Modern sailboat interior

Given that the most comfortable place to sleep in any boat at sea is amidships, long straight settees should always be the rule in any serious sailboat’s saloon. The other big problem with modern saloons, ironically, is how wide open and spacious they are. Those guys in the old narrow boats might have been falling all over each other, but at least they never fell far. Lose your footing in a modern saloon while a boat is well heeled and you may well fall quite a long ways--and may easily break something in the bargain.

Not that we should give in to the purists and return to the days of celibate discomfort. Some claim we can solve all that is wrong with modern boat design by simply banning women from boat shows. That may be true, but it won’t do the sport any good. Far better to keep the women aboard, and the men happy, by seeking reasonable compromises. There are, in fact, many designs out there that judiciously balance the competing demands of comfort and seakindliness. If we educate ourselves and favor such boats, there will only be more of them.

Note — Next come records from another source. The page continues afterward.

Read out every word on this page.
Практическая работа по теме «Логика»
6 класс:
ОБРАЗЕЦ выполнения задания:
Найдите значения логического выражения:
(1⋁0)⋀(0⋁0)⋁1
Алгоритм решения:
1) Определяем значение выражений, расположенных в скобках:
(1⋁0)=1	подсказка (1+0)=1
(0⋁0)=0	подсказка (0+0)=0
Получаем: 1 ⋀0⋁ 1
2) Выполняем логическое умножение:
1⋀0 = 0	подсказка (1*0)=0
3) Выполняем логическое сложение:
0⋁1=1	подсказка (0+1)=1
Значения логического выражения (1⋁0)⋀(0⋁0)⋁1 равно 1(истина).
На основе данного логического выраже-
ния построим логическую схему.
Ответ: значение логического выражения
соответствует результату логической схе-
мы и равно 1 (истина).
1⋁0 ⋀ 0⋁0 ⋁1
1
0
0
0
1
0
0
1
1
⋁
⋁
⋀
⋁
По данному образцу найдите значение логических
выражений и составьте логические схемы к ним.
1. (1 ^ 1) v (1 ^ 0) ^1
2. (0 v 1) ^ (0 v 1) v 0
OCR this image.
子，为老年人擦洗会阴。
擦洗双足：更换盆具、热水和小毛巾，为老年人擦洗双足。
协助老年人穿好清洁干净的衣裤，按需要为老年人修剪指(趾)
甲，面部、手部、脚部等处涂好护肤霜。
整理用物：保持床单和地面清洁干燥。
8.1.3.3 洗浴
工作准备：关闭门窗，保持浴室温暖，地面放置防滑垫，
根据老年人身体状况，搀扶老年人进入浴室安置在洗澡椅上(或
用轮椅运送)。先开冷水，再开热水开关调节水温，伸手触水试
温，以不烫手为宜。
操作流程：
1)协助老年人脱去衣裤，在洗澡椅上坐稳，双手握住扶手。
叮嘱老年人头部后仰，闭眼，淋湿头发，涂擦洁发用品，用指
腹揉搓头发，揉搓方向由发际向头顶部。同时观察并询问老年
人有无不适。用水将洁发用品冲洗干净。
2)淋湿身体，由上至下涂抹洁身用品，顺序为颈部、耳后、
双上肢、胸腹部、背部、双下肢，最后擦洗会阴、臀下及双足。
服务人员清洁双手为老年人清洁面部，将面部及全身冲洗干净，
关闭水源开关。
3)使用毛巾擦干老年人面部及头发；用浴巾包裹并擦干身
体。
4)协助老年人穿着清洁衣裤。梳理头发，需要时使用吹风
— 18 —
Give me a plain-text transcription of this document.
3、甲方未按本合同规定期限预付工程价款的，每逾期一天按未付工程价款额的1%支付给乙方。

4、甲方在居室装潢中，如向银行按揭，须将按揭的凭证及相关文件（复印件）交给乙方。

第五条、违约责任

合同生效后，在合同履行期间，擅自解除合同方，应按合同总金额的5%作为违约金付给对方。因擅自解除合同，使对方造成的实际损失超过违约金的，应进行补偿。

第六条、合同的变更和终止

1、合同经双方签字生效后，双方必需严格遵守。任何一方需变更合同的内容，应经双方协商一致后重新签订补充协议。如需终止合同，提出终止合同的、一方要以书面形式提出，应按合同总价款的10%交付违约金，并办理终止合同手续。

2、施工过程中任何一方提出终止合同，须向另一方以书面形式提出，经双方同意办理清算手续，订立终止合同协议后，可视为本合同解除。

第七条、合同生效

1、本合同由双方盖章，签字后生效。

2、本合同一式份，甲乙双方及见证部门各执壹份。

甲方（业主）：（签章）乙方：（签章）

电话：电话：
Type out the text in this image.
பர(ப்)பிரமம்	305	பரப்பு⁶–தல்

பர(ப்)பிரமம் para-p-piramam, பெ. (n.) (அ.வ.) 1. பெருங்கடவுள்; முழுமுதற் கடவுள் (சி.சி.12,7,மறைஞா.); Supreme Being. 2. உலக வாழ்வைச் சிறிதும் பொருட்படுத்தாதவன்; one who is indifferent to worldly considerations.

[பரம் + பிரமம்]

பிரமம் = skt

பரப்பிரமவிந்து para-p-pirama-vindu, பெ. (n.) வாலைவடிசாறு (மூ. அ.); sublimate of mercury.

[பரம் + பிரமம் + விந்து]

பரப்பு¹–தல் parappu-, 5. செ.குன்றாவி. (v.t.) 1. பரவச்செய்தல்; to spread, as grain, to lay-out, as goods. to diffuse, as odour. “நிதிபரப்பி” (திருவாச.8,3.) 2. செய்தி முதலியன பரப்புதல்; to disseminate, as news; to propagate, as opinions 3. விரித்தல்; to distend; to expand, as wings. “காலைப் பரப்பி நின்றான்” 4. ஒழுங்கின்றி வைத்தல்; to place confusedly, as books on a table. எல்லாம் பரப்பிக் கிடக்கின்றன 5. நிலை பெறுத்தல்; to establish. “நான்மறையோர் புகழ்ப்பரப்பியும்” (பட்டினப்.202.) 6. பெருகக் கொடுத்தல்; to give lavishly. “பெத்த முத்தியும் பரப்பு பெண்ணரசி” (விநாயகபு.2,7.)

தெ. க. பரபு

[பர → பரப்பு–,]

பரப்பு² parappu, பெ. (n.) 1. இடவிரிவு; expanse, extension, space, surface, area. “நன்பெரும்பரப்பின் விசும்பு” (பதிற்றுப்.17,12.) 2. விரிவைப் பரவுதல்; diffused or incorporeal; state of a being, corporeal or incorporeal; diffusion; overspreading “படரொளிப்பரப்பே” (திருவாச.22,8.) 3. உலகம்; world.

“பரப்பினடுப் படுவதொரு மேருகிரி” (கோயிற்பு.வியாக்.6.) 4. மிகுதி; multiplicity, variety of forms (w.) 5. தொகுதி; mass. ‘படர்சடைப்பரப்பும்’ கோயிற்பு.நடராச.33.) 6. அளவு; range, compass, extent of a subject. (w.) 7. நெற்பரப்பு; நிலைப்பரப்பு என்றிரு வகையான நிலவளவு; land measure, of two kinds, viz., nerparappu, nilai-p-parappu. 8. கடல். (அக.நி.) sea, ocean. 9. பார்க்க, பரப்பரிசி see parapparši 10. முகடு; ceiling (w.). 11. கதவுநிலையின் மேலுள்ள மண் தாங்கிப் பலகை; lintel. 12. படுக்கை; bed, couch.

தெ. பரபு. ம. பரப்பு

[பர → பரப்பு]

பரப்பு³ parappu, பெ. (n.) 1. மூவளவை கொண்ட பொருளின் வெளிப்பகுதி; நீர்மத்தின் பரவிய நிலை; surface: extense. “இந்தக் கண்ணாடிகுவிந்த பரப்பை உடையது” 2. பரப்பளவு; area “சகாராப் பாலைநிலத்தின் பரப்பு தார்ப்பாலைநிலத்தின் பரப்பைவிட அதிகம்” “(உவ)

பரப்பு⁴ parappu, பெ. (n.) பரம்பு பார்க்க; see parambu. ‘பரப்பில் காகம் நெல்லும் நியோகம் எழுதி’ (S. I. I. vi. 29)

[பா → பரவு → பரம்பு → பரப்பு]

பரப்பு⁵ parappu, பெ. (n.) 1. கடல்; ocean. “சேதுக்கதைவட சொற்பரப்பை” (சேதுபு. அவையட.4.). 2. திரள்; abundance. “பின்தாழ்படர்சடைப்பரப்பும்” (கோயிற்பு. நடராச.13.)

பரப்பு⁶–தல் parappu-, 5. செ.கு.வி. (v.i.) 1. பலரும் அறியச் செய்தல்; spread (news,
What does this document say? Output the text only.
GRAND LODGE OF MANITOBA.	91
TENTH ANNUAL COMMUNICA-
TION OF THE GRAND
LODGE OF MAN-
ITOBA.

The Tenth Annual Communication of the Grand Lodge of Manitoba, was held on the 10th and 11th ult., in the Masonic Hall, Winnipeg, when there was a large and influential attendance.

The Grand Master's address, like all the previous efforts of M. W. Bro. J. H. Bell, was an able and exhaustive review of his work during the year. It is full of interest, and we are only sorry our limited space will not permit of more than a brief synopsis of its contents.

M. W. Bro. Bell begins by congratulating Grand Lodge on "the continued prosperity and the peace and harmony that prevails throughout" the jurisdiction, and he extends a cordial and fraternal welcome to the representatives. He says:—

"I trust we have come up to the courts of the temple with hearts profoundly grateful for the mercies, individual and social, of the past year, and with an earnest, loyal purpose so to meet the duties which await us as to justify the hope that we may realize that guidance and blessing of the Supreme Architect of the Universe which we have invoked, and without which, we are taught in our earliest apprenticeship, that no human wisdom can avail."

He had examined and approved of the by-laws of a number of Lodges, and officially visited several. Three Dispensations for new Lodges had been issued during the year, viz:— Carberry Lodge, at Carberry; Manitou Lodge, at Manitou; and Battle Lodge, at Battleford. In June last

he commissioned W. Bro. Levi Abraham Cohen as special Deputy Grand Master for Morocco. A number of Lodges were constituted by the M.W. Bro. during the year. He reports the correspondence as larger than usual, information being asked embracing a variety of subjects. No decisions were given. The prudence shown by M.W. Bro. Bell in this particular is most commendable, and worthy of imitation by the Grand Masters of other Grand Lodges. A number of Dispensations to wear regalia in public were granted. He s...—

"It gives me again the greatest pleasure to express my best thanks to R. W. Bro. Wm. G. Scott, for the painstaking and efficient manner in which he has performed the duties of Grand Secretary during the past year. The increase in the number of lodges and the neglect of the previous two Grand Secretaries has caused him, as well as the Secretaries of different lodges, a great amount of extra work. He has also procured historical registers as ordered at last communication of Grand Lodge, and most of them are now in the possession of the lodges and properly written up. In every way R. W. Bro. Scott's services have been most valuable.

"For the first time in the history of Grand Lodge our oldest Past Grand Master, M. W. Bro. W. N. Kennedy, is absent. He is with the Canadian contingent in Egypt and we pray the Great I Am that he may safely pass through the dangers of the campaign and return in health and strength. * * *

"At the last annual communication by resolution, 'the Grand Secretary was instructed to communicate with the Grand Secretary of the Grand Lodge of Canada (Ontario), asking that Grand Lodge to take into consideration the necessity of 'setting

The other area where women have had a tremendous impact is, of course, in the realm of systems. These have no effect on a boat’s sailing ability (except so far as they may increase a boat’s total loaded displacement), or on crew safety, but they can greatly improve a boat’s livability. Amenities such as watermakers, pressure showers, propane stoves, and refrigeration go a long ways toward making an execrable hovel of a boat into a very viable vacation home. The downside, of course, is that they cost a lot of money and are difficult to maintain. But any man who isn’t willing to suffer such burdens to keep himself in civilized female company has only himself to blame if he ends up as a lonely singlehander.

The essential dynamic of this reality has always been most precisely defined in my own mind by a cruising couple I met several years ago while sailing in the Bahamas. His name was Leo. He was an avid sailor who could not abide not having a boat in his life. Her name was Judy, and she was a typical suburban housewife.

As Leo once explained it to me: “Judy told me she wouldn’t go cruising with me unless she had air conditioning, wall-to-wall carpeting, a washer/drier, and a dishwasher. So I put all those things on the boat, and we’ve been happy ever since.”

Marine generator

Of course, it took a lot of power to run all that stuff. Twice a day Leo had to run a large generator to keep everything going, and whenever he started it up, he’d shout: “Honey, quick! Turn everything on! We can’t waste all this wonderful electricity!”

Judy always complained bitterly about the racket. But Leo only smiled and cheerfully savored each offending decibel.